According to the study protocol, as part of the Housing First model, participants received psychosocial supports geared to their level of need: ACT for high needs participants, and ICM for moderate needs participants. ACT is a mental health treatment model delivered by a multidisciplinary team (including a psychiatrist, nurse, and peer specialist) with a participant to staff ratio of 10 to 1 or less. The ACT Team met daily and provided crisis coverage at all hours. ICM is a mental health treatment model delivered primarily by a single worker with a participant to staff ratio of 20 to 1 or less. Participants were discussed at weekly case conferences and crisis coverage was available 12 h per day, 7 days per week. In Toronto, moderate needs participants who self-identified as members of a minority ethno-racial group were given a choice to participate in a regular ICM program or an ethno-racial focused ICM program, as long as space was available in both groups. We analyzed data from participants who received ACT, ICM, locally-adapted ethno-racial ICM, and treatment as usual (n = 575; Fig. 2).
Ethics, consent and permissions
Individuals provided verbal consent to be screened for eligibility and to hear more about the study. Those who met inclusion criteria were assessed for capacity to consent before written informed consent was obtained from all individual participants included in the study. The study was approved by the Research Ethics Board of St. Michael’s Hospital and was prospectively registered with the International Standard Randomised Control Trial Registry (ISRCTN42520374). Full details of the study protocol have been published .
Our primary measure of interest was the EQ-5D-3L, which captures 5 dimensions (mobility, self-care, usual activities, pain/discomfort, and anxiety/depression). The EQ-5D-3L measures each dimension at 3 levels (no problems, some/moderate problems, and extreme problems/unable to perform the activity), generating 243 distinct health states. We used Canadian index values to calculate community-weighted utility scores .
The QOLI-20 index is a quality of life measure developed for use in people with mental illness, which assesses satisfaction with family relationships, social relationships, finances, leisure, living situation, safety, and overall quality of life . The QOLI-20 has demonstrated reliability and validity in people with severe mental illness, with lower scores in homeless compared with housed people with severe mental illness [27, 28]. The CSI assesses presence and frequency of mental health symptoms [20, 21], with demonstrated reliability, construct validity and responsiveness in homeless adults receiving treatment for mental illness or substance abuse [21, 29]. The RAS assesses the extent to which participants live a satisfying life within the constraints of a mental illness [18, 19]. In a recent trial of Housing First in homeless people with schizophrenia and bipolar disorder, it demonstrated satisfactory reliability and sensitivity to change, and strong correlation with the CSI and a quality of life measure . Instruments were administered every 6 months except for the RAS which was administered at baseline and at 24 months.
At baseline, participants also reported which medical conditions they had experienced from a specified list of 29 health states (number of comorbidities) and answered questions about their demographic characteristics. At each 6-month visit, interviewers indicated their confidence in participants’ responses (rated as “completely confident,” “some doubts,” or “no confidence”) and assessed participants’ apparent degree of thought process impairment based on an item from the MCAS.
Analysis and hypotheses
We characterized the study population and distribution of EQ-5D-3L index scores using descriptive statistics.
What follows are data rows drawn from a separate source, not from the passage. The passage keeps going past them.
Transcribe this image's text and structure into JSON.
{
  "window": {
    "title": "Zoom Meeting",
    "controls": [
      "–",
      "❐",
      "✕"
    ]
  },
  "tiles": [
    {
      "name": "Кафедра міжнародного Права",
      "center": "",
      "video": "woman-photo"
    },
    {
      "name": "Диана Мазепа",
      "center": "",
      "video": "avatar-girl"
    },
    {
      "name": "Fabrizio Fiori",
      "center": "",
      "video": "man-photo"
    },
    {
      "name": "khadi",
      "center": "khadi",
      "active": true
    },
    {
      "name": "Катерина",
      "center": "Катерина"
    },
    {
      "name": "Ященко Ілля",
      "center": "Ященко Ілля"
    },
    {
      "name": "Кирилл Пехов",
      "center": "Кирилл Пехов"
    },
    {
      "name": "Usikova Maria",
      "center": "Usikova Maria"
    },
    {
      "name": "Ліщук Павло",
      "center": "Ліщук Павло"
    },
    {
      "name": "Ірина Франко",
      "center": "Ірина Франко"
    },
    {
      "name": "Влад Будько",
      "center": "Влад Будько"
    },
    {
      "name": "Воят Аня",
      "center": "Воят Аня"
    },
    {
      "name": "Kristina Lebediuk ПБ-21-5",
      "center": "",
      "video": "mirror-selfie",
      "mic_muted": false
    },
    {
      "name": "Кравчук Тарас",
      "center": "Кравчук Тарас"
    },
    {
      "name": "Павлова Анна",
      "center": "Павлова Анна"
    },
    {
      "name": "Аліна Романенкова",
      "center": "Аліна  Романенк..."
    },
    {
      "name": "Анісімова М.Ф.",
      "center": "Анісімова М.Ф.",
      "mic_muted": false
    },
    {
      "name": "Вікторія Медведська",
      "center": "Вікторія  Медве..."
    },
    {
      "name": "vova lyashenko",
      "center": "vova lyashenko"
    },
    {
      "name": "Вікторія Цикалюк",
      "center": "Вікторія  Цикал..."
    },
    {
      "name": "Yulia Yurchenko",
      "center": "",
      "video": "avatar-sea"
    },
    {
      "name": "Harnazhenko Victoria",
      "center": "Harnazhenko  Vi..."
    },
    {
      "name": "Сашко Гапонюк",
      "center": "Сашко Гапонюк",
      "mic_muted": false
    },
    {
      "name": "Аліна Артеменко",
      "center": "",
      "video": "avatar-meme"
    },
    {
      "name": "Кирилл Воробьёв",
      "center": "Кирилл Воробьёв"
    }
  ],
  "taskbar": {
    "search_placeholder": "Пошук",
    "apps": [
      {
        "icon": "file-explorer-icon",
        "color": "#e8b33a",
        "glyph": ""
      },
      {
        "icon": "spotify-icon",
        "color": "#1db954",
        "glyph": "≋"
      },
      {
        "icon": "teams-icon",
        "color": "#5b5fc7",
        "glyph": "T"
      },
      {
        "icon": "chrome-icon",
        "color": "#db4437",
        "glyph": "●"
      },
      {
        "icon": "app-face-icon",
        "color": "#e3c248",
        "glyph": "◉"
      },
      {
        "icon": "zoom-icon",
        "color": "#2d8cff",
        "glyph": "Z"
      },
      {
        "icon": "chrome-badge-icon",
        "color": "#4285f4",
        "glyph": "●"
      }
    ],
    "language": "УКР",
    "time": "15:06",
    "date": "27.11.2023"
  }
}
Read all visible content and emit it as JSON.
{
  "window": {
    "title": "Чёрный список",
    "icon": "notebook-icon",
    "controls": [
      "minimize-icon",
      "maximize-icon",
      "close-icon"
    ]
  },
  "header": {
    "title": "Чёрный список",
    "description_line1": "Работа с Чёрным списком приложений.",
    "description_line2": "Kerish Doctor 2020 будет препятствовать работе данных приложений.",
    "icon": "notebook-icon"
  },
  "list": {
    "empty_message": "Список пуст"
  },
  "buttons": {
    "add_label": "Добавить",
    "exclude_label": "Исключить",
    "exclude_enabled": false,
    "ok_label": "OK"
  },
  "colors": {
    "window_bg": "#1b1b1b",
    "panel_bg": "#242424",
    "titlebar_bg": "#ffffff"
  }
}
We pre-specified 4 convergent validity hypotheses. We hypothesized that the EQ-5D-3L would be strongly correlated (absolute value of the correlation coefficient r > 0.60 at each measurement) [31,32,33] with the QOLI-20, the study instrument measuring condition-specific quality of life, which we deemed to be most proximally related to generic/overall quality of life, and that with the strongest evidence for validity in our study population [27, 28]. We hypothesized that the EQ-5D-3L would be at least moderately correlated (absolute value of r > 0.30 at each measurement) to each of the CSI, RAS, and number of comorbidities, measuring constructs that we consider more distally related to overall quality of life. We performed Pearson’s correlation tests for each pair of measures, which rely on the assumptions that variables compared must be interval or ratio measurements, that variables are approximately normally distributed, and that there is a linear relationship between the 2 variables. Based on the assumption that data for the EQ-5D-3L and the QOLI-20, CSI, RAS, and number of comorbidities were missing at random, and according to guidelines for reporting analysis potentially affected by missing data , we used multiple imputation to account for missing data in our correlation calculations. We used multivariate normal regression to impute missing values of the EQ-5D-3L, QOLI-20, CSI, RAS, and number of comorbidities using 10 datasets and including the following variables in the imputation model: age, gender, ethnicity, level of need as defined by the study protocol, baseline alcohol dependence, baseline substance use dependence, treatment assignment, and time. We calculated confidence intervals using bias-corrected bootstrap confidence intervals with 500 replications for each calculation. We also used complete case analysis to perform Pearson’s correlation tests as well as Spearman’s rank correlation tests, which do not assume a normal distribution or linear relationship.
We conducted several sensitivity analyses to determine whether results were robust to different levels of mental health or thought impairment. First, given previous findings that the validity of the EQ-5D-3L may vary based on degree of impairment of mental illness, we stratified analyses according to level of need as defined by the study protocol . Second, to explore whether differences in the EQ-5D-3L’s performance in people with more severe mental illness could be related to thought disorder, we stratified analyses using an item from the MCAS to classify respondents’ current level of thought process impairment (moderate to extreme vs. none to slight) . Third, we restricted analyses to only those responses in which the interviewer had high confidence in participants’ responses. Finally, we restricted analyses to interviews in which the interviewer had high or moderate confidence.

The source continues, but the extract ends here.